I'd learned a little bit about Go. At the end of the day, the goal is to use your stones to surround territory. You quickly discover that it's most effective to do that by using the side of the board to help you. In the corner, you only need to fence in two edges, and it's easy to grab territory. On the side, you need to fence in three edges, and it's considerably harder. And the middle, where you need to fence in all four edges, it's virtually impossible, at least at the beginning of the game.
Hence you start by placing stones near the corners. That much was clear. But where, exactly? Again, it's not too hard to narrow it down a bit. Putting your stones on the second row is ridiculously conservative. You're hardly surrounding anything - there is only one row beneath you. Putting your stones on the fifth row is way too optimistic. Your opponent can easily sneak in below you. So, by elimination, the third or the fourth row, and the obvious places to start are the (4, 4), (3, 4) and (3, 3) points - a, b and c in the following diagram.
There was all this theory. You could start by putting a stone on one of the key target points, and then your opponent would challenge you, and you'd continue from there. The board was so big that you could only really have opening theory for a corner.
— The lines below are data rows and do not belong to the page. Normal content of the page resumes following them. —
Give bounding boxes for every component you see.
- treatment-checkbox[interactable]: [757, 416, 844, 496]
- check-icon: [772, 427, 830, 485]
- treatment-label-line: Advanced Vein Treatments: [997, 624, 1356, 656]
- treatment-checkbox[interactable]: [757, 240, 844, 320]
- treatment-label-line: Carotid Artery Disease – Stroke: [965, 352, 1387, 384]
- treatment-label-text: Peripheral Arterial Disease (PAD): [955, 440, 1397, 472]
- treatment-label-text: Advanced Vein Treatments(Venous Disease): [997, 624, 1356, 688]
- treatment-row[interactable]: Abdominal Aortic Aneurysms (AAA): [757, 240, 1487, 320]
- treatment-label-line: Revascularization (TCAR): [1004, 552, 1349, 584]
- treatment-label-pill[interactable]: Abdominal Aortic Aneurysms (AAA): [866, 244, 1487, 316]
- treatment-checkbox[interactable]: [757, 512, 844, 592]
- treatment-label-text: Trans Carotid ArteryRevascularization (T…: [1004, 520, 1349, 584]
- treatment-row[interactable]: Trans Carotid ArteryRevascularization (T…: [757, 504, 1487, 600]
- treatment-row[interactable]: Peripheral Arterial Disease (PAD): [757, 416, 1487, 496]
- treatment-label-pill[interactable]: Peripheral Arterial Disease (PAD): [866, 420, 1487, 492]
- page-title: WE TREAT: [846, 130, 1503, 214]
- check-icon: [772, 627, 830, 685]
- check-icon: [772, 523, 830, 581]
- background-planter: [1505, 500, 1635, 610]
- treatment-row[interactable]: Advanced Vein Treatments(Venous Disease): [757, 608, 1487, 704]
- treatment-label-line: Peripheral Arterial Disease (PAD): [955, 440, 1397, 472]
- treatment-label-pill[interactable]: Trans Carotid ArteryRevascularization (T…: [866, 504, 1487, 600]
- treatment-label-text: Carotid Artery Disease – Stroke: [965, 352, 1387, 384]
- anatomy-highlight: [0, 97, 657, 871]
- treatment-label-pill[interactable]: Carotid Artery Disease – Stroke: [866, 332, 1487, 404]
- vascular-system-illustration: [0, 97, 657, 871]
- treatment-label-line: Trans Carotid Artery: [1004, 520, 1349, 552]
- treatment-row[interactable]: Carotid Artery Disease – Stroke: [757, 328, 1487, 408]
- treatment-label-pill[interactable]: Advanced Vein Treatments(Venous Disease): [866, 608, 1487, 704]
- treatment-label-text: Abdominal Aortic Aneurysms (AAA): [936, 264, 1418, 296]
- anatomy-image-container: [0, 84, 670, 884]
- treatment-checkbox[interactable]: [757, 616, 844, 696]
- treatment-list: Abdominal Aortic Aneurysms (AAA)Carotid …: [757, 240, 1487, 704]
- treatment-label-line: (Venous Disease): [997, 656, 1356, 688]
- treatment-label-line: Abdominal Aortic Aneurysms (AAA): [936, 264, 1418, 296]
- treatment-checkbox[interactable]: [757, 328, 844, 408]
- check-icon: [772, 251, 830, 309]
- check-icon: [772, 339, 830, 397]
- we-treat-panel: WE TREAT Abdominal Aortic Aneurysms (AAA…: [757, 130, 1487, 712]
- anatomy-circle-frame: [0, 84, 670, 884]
So it would be like playing four games of chess at the same time, and they would link up after a while. There were different possible openings for each corner, depending on where you started and where the first challenge stone came from. It was perhaps a bit like the choice between 1. e4 and 1. d4 at chess. Sort of a style decision. Some people like 1. e4, some people like 1. d4, and some people play both.
But why did they sometimes start at the (3, 5) or (4, 5) points, d and e? I didn't get that. There was a lot of theory about those moves too, though, so I had to be missing something important.
Sigh. In fact, it turned out that I was missing everything. First, and this was in hindsight obvious, you can't just think about play in the four corners as being independent of each other. You need to figure out what's going to happen once things start linking up. It's very difficult, but at least you have to try; skill in doing this is a key component of playing strength.
Second, it turns out that there is a crucial different between playing on the third row and playing on the fourth. When you play on the third, you're aiming to take territory, pure and simple. When you play on the fourth, you accept that your opponent will quite likely be able to slide underneath you, and grab territory. But you're close enough to the edge that you'll usually be able to seal him in. Then he's stuck on the inside, with territory that has no chance of expanding any more, and you have a wall on the outside, which may or may not be useful for something, depending on what's going on elsewhere. As usual in Go, the theorists describe it in a way that's a bewildering mixture of mystic philosophy and concrete calculation. You're exchanging the Substance (the territory you've handed your opponent) for the Shadow (your outside influence, with its unclear potential). Okay, I guess I understand... maybe. Then they launch into a long, detailed analysis of what the Shadow might be useful for.
After a year or two of playing, I began to acquire some intuitive understanding of these ideas. It was an amazing feeling - a little like picking up the rudiments of a language that has no connection with your native tongue. If you like games, you should really check out a Go theory book some time. It'll broaden your horizons.
This is very dear to my heart, because I actually won my copy for making 3rd place or something at some Go tournament. And it is certainly the one of the three volumes that I studied the most. Learn the josekis, so the saying went, and then forget them. I managed to do that.
It is a sort of a dogma, you have to believe that by studying these books, you become stronger. I do.